TORONTO — Le plus haut tribunal de l’Ontario a rejeté la requête intentée par une famille de la région de Toronto qui se battait pour que sa fille soit maintenue en vie artificiellement, même si les médecins avaient conclu à sa mort cérébrale.
La Cour d’appel a toutefois refusé de se prononcer sur l’opportunité d’appliquer des critères d’accommodements religieux lorsque vient le temps de déterminer si une personne est morte.
Dans une décision unanime de trois juges, la Cour d’appel conclut que même si la loi en Ontario ne donne pas une définition précise de la mort, la «common law» au Canada considère qu’une personne est morte lorsqu’il y a cessation irréversible des fonctions cardiorespiratoires ou cérébrales.
Le tribunal estime toutefois que les informations dont il dispose dans cette cause ne sont pas suffisantes pour régler les questions qui sont au cœur de cette affaire — notamment si les critères actuels utilisés pour déclarer la mort violent le droit constitutionnel à la liberté de religion.

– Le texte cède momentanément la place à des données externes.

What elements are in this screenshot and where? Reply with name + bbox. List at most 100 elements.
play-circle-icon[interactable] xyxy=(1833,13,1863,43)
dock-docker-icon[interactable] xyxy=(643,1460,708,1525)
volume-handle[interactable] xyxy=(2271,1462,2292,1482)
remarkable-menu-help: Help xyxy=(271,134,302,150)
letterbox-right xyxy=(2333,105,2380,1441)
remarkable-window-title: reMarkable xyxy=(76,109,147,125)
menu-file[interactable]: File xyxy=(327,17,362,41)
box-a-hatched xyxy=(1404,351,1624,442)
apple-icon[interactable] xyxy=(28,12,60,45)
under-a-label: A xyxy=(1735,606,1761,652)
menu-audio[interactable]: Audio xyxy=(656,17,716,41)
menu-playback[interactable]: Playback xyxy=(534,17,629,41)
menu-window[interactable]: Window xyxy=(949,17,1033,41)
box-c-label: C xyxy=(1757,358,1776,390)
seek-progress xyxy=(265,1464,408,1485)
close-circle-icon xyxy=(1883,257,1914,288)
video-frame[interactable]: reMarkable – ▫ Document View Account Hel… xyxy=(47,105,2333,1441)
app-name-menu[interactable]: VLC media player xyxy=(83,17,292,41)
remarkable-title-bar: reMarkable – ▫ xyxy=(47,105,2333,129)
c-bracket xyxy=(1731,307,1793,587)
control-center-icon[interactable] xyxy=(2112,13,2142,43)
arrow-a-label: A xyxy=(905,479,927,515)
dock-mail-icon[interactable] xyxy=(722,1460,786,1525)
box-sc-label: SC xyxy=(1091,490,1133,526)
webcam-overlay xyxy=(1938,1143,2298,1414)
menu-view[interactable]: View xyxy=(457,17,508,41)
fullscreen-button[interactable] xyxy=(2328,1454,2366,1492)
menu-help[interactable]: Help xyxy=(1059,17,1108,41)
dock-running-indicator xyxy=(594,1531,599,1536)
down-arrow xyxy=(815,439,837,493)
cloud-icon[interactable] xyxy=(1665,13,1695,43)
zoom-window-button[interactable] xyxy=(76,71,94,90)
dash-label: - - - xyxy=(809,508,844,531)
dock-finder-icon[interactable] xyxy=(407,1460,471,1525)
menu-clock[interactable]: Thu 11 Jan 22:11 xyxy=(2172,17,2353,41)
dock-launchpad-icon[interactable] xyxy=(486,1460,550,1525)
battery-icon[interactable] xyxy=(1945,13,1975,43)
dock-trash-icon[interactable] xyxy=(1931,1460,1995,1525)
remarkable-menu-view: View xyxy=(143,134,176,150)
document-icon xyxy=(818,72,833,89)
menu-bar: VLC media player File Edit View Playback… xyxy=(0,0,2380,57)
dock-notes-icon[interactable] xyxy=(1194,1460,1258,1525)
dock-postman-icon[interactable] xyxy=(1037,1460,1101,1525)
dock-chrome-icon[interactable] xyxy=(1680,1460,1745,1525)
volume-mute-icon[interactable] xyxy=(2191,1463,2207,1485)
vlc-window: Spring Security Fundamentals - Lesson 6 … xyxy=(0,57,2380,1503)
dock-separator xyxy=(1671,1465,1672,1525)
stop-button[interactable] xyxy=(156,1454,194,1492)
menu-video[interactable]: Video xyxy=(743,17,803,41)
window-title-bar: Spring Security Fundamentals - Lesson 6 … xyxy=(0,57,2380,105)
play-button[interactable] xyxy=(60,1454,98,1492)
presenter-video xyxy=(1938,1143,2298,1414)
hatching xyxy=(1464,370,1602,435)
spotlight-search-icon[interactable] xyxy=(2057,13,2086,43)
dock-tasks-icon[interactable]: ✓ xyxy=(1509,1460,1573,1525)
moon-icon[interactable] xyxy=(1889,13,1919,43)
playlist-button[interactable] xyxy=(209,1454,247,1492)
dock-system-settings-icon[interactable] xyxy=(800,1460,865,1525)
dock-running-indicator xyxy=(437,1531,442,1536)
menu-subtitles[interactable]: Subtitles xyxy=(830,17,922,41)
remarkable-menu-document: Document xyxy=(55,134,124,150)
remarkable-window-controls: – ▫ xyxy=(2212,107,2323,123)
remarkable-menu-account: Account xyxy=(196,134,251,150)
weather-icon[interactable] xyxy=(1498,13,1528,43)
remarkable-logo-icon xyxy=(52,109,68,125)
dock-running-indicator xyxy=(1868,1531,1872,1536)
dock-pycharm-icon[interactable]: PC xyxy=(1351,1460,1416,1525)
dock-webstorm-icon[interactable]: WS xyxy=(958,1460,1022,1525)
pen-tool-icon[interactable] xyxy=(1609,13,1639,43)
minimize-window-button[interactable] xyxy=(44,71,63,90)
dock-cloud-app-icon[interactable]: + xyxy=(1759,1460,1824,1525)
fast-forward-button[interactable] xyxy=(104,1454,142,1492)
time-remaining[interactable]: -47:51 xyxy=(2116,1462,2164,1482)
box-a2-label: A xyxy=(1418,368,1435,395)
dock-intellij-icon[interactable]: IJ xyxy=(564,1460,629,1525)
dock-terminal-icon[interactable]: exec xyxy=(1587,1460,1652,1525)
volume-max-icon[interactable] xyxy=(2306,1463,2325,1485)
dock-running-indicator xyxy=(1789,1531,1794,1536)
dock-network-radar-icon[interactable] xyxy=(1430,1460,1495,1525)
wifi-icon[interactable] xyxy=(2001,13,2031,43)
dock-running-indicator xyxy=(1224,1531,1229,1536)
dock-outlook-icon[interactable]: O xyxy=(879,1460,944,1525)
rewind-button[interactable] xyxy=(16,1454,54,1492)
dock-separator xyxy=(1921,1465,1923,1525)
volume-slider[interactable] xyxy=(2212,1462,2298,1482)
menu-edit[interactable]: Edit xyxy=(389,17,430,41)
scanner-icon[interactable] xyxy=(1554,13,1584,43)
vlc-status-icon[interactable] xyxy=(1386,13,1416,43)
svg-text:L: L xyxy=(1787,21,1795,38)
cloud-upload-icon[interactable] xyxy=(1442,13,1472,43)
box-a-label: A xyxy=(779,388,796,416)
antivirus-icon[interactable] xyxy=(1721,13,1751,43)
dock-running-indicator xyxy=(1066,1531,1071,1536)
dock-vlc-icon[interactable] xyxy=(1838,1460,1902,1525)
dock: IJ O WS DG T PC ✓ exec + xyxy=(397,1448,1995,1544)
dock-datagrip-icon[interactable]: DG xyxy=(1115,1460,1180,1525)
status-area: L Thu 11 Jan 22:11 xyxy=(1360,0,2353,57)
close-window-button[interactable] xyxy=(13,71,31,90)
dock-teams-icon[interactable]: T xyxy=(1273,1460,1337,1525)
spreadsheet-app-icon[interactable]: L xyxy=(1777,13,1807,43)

La Cour d’appel note également que la femme au cœur du recours, Taquisha McKitty, est depuis décédée — selon les critères à la fois neurologiques et cardiovasculaires —, ce qui rend le jugement sans objet. Le tribunal admet toutefois que les mêmes questions se poseront probablement dans d’autres affaires et il énonce des lignes directrices sur la manière d’évaluer ces arguments à l’avenir, soulignant que la juge de première instance avait commis plusieurs erreurs.
La Cour a notamment estimé que la juge avait affirmé à tort que Taquisha McKitty ne pouvait pas être protégée par la Charte canadienne des droits et libertés de la personne, car une patiente déclarée cliniquement morte n’est pas juridiquement une «personne».
Le coeur qui bat
Mme McKitty avait 27 ans lorsque les médecins l’ont déclarée «morte selon les critères neurologiques», en septembre 2017, à la suite d’une surdose de drogue qui l’avait laissée inconsciente.
Ses proches se sont alors tournés vers les tribunaux pour empêcher les médecins de débrancher les appareils qui la maintenaient en vie: ils soutenaient que la foi chrétienne de la patiente définissait la mort comme l’absence de battements du cœur, et non la cessation des fonctions cérébrales.
Or, ils ont fait valoir que la Charte canadienne des droits et libertés obligeait les médecins à s’accommoder aux croyances religieuses de la patiente au moment de déterminer le décès, et ils ont obtenu une injonction pour garder Mme McKitty sous respirateur jusqu’à ce que la cause soit entendue sur le fond. Mais une juge de la Cour supérieure de l’Ontario a par la suite débouté en juin 2018 la famille, qui a interjeté appel.
L’avocat de la famille, Hugh Scher, a indiqué mercredi que ses clients n’avaient pas encore décidé s’ils demanderaient l’autorisation d’interjeter appel de cette décision en Cour suprême du Canada.
Le père de Mme McKitty, Stanley Stewart, a réitéré sa conviction que des accommodements religieux sont nécessaires pour déterminer si une personne est décédée.
«Si on ne peut pas s’appuyer sur ses valeurs et ses croyances religieuses les plus sacrées au moment même de sa mort, au moment où on espère le plus y puiser du réconfort, on doit alors se demander que vaut la protection constitutionnelle des libertés religieuses et de l’égalité.»